The treatment of delayed splenic rupture is debateable. There is no doubt that surgical intervention based on splenectomy is a necessity in patients with haemo-peritoneum and shock. The main controversy resides in the selection of patients who would benefit from a conservative approach. This is due to the fact that splenectomy patients require treatment in some form for their lifetime. Literature on this topic is available in the form of either case reports or personal experience but there is no clear cut data available. Both conservative and operative management is described but it is really subjective and depends on the presentation of patients symptoms.
For diagnosis and monitoring of patients being managed conservatively, contrast-enhanced computed tomography (CT) has been used. Stable patients with blunt splenic injury can be safely observed. However, there are certain risk factors in those requiring immediate surgery and those failing non-operative management. It must be bared in mind that CT scan underestimates injury, possibly related to a progression of bleeding found at the time of operation [8]. Other parameters used to monitor patients who are being managed conservatively is the degree of splenic injury by utilizing the Splenic Injury Scale as proposed by the American Association for the Surgery of Trauma (AAST), the presence of pseudo-cyst, or pseudo aneurysm. Another form of non-operative treatment would be use of splenic artery embolization treatment.

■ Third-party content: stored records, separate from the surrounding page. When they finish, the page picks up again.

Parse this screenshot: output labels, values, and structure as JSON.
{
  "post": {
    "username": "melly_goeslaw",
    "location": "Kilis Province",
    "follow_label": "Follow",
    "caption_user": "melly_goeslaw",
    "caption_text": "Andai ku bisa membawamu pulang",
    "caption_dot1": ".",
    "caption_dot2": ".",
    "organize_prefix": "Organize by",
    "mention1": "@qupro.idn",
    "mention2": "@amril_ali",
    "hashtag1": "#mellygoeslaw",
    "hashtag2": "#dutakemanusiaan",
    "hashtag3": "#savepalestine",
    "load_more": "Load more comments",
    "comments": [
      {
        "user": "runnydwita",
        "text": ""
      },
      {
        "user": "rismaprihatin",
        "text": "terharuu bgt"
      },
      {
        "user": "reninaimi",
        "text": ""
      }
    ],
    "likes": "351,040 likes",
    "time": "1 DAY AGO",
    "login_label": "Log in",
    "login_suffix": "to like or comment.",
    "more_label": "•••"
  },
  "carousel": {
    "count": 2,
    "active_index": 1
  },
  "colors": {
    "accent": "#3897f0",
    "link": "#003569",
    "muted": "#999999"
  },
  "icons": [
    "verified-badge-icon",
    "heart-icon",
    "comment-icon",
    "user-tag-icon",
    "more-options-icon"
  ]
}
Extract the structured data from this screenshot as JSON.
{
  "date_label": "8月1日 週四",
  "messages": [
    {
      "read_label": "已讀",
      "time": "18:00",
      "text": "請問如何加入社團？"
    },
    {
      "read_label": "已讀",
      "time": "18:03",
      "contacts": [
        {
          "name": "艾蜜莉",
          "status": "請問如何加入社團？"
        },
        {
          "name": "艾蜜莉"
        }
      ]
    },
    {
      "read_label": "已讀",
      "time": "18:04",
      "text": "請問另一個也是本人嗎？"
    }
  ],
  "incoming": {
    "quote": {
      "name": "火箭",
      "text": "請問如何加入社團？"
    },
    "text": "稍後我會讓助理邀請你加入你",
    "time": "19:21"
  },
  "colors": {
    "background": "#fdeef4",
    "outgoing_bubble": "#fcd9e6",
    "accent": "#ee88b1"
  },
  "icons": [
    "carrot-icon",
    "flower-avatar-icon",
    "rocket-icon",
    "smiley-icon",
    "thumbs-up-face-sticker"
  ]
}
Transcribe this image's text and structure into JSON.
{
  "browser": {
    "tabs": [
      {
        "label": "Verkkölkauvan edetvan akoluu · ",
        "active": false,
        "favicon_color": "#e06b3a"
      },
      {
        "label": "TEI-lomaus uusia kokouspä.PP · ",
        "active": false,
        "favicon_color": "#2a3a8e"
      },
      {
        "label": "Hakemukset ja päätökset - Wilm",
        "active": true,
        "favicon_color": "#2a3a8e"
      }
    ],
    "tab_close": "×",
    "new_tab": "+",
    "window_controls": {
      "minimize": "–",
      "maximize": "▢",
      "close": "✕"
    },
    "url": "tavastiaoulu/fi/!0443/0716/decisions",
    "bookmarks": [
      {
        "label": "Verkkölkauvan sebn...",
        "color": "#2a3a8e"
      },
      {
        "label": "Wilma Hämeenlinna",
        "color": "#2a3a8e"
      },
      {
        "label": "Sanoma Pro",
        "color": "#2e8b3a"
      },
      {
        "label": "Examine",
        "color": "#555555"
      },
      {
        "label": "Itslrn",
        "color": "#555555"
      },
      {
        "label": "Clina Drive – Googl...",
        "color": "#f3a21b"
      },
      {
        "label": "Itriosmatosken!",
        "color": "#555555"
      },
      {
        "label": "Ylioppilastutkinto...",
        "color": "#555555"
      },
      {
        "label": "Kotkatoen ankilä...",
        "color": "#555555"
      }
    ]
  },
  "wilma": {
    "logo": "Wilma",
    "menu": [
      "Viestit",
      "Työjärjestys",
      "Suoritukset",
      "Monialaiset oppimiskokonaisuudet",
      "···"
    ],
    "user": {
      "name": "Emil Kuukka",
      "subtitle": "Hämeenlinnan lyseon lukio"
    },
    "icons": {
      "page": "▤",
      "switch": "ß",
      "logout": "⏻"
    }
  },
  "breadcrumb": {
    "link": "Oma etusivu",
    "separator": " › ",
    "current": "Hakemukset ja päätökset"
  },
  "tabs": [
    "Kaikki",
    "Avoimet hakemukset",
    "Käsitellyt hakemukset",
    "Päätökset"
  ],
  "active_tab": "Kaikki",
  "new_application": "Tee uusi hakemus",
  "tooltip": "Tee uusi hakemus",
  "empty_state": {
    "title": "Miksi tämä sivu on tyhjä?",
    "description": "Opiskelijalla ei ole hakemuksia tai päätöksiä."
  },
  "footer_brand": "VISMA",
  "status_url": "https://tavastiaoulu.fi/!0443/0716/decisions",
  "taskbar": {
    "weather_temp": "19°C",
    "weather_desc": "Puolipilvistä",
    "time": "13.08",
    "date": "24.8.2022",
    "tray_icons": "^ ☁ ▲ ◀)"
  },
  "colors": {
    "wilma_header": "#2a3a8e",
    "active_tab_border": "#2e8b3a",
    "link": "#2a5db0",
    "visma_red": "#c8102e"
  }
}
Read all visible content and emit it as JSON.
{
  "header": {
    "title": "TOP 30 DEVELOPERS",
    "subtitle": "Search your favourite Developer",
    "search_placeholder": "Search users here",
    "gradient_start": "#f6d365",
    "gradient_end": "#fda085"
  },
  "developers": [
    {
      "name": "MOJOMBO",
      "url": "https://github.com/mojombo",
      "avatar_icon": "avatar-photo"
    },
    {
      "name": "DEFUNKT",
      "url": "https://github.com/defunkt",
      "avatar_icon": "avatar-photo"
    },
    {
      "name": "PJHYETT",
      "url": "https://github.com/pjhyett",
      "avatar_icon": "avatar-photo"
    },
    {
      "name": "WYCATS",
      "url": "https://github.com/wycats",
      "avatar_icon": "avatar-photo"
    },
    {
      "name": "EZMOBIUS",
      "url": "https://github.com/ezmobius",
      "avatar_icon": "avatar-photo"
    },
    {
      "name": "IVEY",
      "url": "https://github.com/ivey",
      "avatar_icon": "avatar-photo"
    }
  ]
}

It is observed that adequate use of splenic artery embolization for patients with blunt splenic injury avoids unnecessary surgery and avoids splenectomy [9].
Complaints of pain resulting from traumatic injury and abdominal examination findings did not identify patients requiring urgent operative management. Patients who are hemodynamic instable, evidence of multiple injuries, abnormal laboratory parameters, and the requirement for blood transfusion are likely to require operative therapy of their splenic injury [10].
Grading of splenic injury depends on the severity of radiological finding and by utilizing the Splenic Injury Scale by the American Association for the Surgery of Trauma (AAST), which extends from (Grade I) with only sub-capsular haematoma to shattered spleen (Grade V) injury. Analysis of the relation of the severity of organ injury to the use of non-operative management showed that degree I or II injuries could be treated non-operatively, whereas degree III and IV injuries could be treated with adhesives, partial resection, or mesh splenoraphy; while degree V injuries almost always required splenectomy [11]. Non-operative management of higher-grade splenic injuries is associated with a high rate of failure and prolonged hospital stay [12]. On the other hand, conservative management of low grade blunt splenic injuries had a 96% success rate if a strict protocol is followed [13].
In summary, the purpose of this report is to emphasize the importance of history and clinical examination in diagnosing the cause for the acute abdomen. In patients presenting with atypical symptoms and signs, history taking is of the utmost importance. Awareness of the problem of splenic rupture and an active diagnostic approach may help reduce the morbidity and mortality associated with splenic haemorrhage.